Posted by: John J Plick -
Apr. 01, 2014 10:38 PM ET USA
I do not look at "the World" and ask "why there are so many fools..?," but rather I look at the Church, even in my own mirror and ask why there are so few "wise men..?"
Posted by: bruno.cicconi7491 -
Apr. 01, 2014 5:55 PM ET USA
Indeed, mr. Mirus. Modern man takes pride in having a will of his own and questioning everything. He doesn't worry about being fooled, because he has acquired "critical thinking skills", which amount more or less to "criticize what we, the thinkers, tell you to criticize, and don't criticize us - after all we don't want you to become the kind of people we like to criticize, and neither do you (take our word for it!)".
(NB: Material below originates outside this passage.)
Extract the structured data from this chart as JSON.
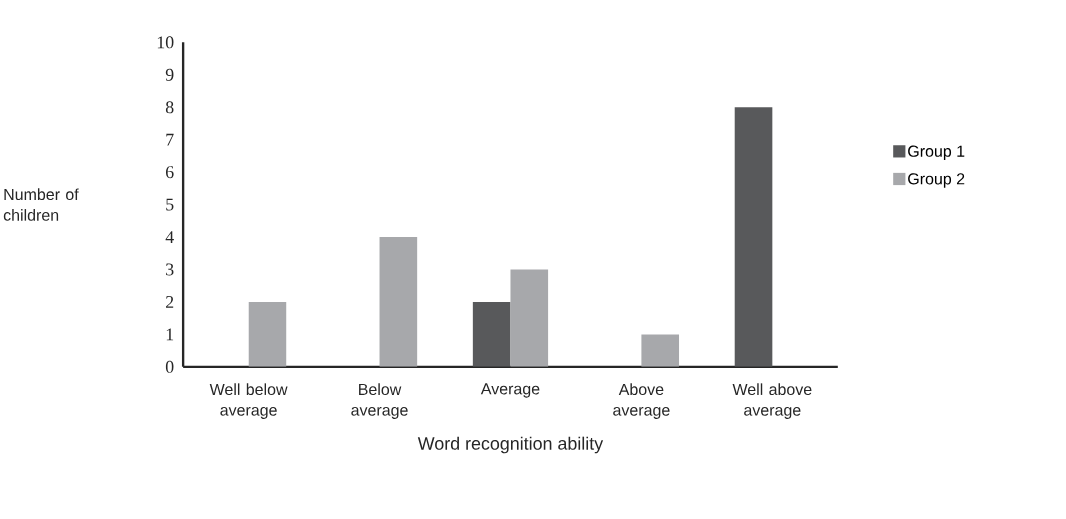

Posted by: Randal Mandock -
Apr. 01, 2014 4:48 PM ET USA
A week ago I presented an oral paper titled "Global Climate Change Data Through 2013" at the Southern Atlantic Coast Section of the American Association of Physics Teachers spring meeting. The talk was based on research I did last year for service on a sustainability panel. The upshot of the talk is twofold: (1) global warming has been on hold since 1998, and (2) spectral analysis of historic and recent temperature data shows that natural cycles can explain much of the recent warming.